Fr Martin Keane: ‘My heart was still in Africa’

Fr Martin Keane: ‘My heart was still in Africa’ Fr Martin Keane
Personal Profile

 

“It was a great life to live and as one says I would do it all over again.”

Fr Martin Keane set off for Kenya in 1971. He had always wanted to be a missionary. Since he was in national school in his home town of Cranny, Co Clare, he recalls being told stories of missions from priests home on their holidays.

He attended Rockwell College in Co. Tipperary where he now sits on the school board since he returned to Ireland in 2015. There he was introduced to Holy Ghost Fathers who ran the school.

Entering the order straight after school, he studied philosophy for three years in UCD. As part of his studies between 1965 and 1967 he did pastoral work in Trinidad and the West Indies of which he has fond memories.

In July 1970 he was ordained in Lissycasey, Co. Clare. “We were asked where we would like to be appointed to. So I said I would like to be appointed back to Trinidad if possible, I was told that Trinidad isn’t really considered mission territory.”

And so he was appointed to Mombasa, Kenya. He learned Swahili, “which is a beautiful language, it’s very musical. Oh I loved the music and the dancing and everything,” says Fr Martin. He was fully immersed in the language, “I picked it up fairly fast, then I was able to talk to people in their own language and able to say Masses in Swahili.”

From the very beginning of his work in Kenya, Fr Martin was involved in training young people. He was also director of vocations to the priesthood for the diocese. He says that after a year in Mombasa the bishop at the time called him and asked him to be his secretary. He was afraid he wouldn’t have the skills but it was mostly driving the bishop to confirmations, “it was great actually because I saw nearly all of the diocese”.

The bishop said to him one day ‘you’re young you could take on another job’. He said. “well I want you to be in charge of youth”.

“I had great days with all kinds of different youth groups; holding workshops and retreats and trainings with young people.
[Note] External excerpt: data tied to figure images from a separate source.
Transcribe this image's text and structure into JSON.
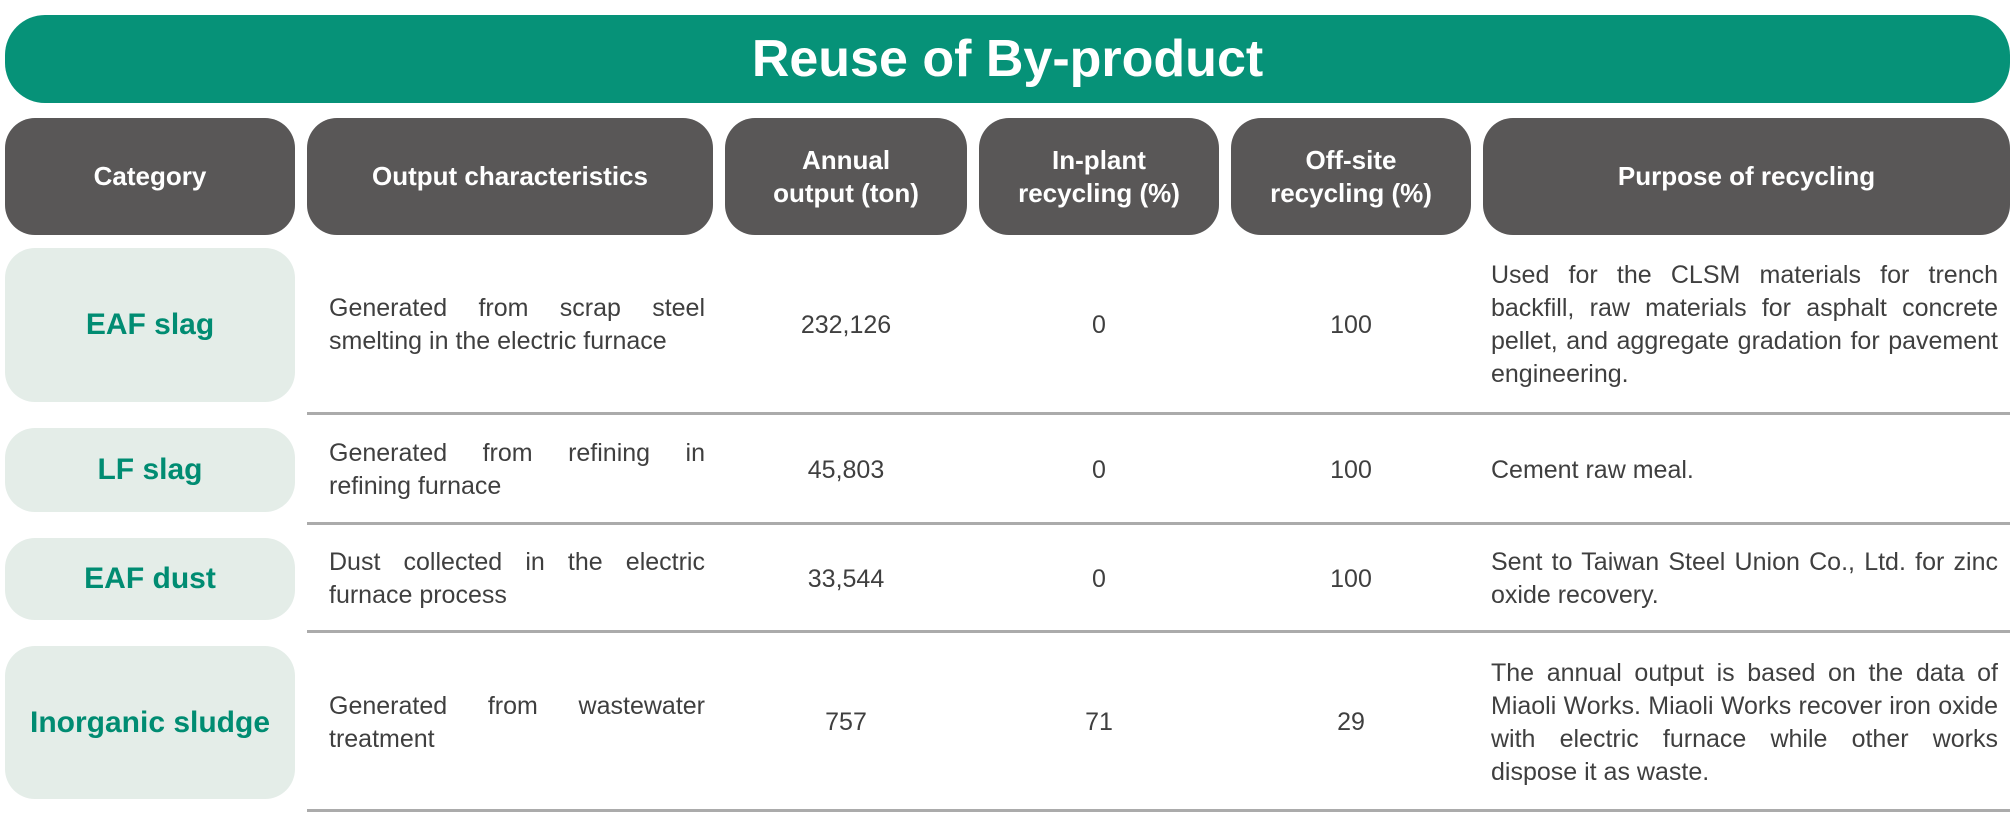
{
  "title": "Reuse of By-product",
  "colors": {
    "teal": "#069278",
    "header_gray": "#595757",
    "category_pill_bg": "#E4EDE8",
    "category_text": "#008C72",
    "body_text": "#3F3F3F",
    "divider": "#ABABAB"
  },
  "table": {
    "columns": [
      {
        "id": "category",
        "label": "Category"
      },
      {
        "id": "output_characteristics",
        "label": "Output characteristics"
      },
      {
        "id": "annual_output",
        "label": "Annual\noutput (ton)"
      },
      {
        "id": "in_plant_recycling",
        "label": "In-plant\nrecycling (%)"
      },
      {
        "id": "off_site_recycling",
        "label": "Off-site\nrecycling (%)"
      },
      {
        "id": "purpose",
        "label": "Purpose of recycling"
      }
    ],
    "rows": [
      {
        "category": "EAF slag",
        "output_characteristics": "Generated from scrap steel smelting in the electric furnace",
        "annual_output": "232,126",
        "in_plant_recycling": "0",
        "off_site_recycling": "100",
        "purpose": "Used for the CLSM materials for trench backfill, raw materials for asphalt concrete pellet, and aggregate gradation for pavement engineering."
      },
      {
        "category": "LF slag",
        "output_characteristics": "Generated from refining in refining furnace",
        "annual_output": "45,803",
        "in_plant_recycling": "0",
        "off_site_recycling": "100",
        "purpose": "Cement raw meal."
      },
      {
        "category": "EAF dust",
        "output_characteristics": "Dust collected in the electric furnace process",
        "annual_output": "33,544",
        "in_plant_recycling": "0",
        "off_site_recycling": "100",
        "purpose": "Sent to Taiwan Steel Union Co., Ltd. for zinc oxide recovery."
      },
      {
        "category": "Inorganic sludge",
        "output_characteristics": "Generated from wastewater treatment",
        "annual_output": "757",
        "in_plant_recycling": "71",
        "off_site_recycling": "29",
        "purpose": "The annual output is based on the data of Miaoli Works. Miaoli Works recover iron oxide with electric furnace while other works dispose it as waste."
      }
    ]
  }
}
They were very responsive.”

An African bishop took over the diocese after the Irish bishop retired. Martin says that he asked him for a parish, “and he said start one”. The bishop named a place and Fr Martin started from scratch in Changamwe.

Many of the young people he worked with were unemployed. This spurred him on to develop projects such as a multi-purpose training centre in this parish.

He spent around five years there before he was transferred to the Holy Ghost Cathedral in Mombasa. “The year I started in the cathedral we were celebrating 100 years of the Catholic faith in Kenya and so I was given the job of organising it and it was marvellous,” says Fr Martin.

He came back to Ireland for a holiday one summer. “I think it was 1989 and I went up to see Cardinal Tomás Ó Fiaich in Armagh.” He invited him to attend the centenary, “he gave me a very interesting answer, he said ‘I would love to come but a lot may happen between now and then’.” The cardinal then passed away on a trip to Lourdes.

After this he was transferred to another diocese in Nairobi. “I was very lonely leaving Mombasa, I loved Mombasa I was there for 20 years and I had known so many people.

“I went to Nairobi and I was in the university chaplaincy and they were wonderful.” He celebrated Mass with the students as well as the staff there, once again working with young people.

From here he went on to become the Regional Superior of the Holy Ghost Fathers in Kenya and was then elected as Provincial Superior of the Irish Province from 1994 to 2000.

Returning to Kenya, he began to help out in setting up small Christian communities in Nairobi, where lay people formed groups in their local area. “In many ways we were way ahead of Ireland, with the lay people in leadership and it came naturally to them,” says Fr Martin.

“Then I said, ‘my heart is still in Mombasa so I want to go back to Mombasa’.”

Over his years in Kenya he developed projects for young people such as the multi-purpose training centre in his first Parish Changamwe and a Vocational School in the parish of Mikindani. This meant young people had access to training in different skills such as carpentry, metal work, motor mechanics, dressmaking and tailoring to name a few.

He wanted to give young people practical, employable skills and it’s still running after almost 20 years.

In 2007 Fr Martin was appointed to work on a new parish called Migombani. With help from sponsors in Clare under the ‘Building of Hope’ project, Fr Martin Keane was able to establish a Polytechnic Vocational School in the parish in 2010. Fr Martin Keane’s says: “I believe there are around 800 students now.”

He had returned to Ireland five years after the school was built and at end of last year he went out to revisit the area for a few weeks, “that was lovely. It was a very emotional time for me, to go back and meet some of the people that I had known and worked with”.

He says that the inspiring young people were one of the highlights of his work, they kept him motivated: “I suppose really they were the people of tomorrow, it was the growth of the people who would be Church leaders and leaders in society as well.”

“The one thing that encouraged me very much was the response from them and there was such quality in their leadership, that encouraged me to keep going.”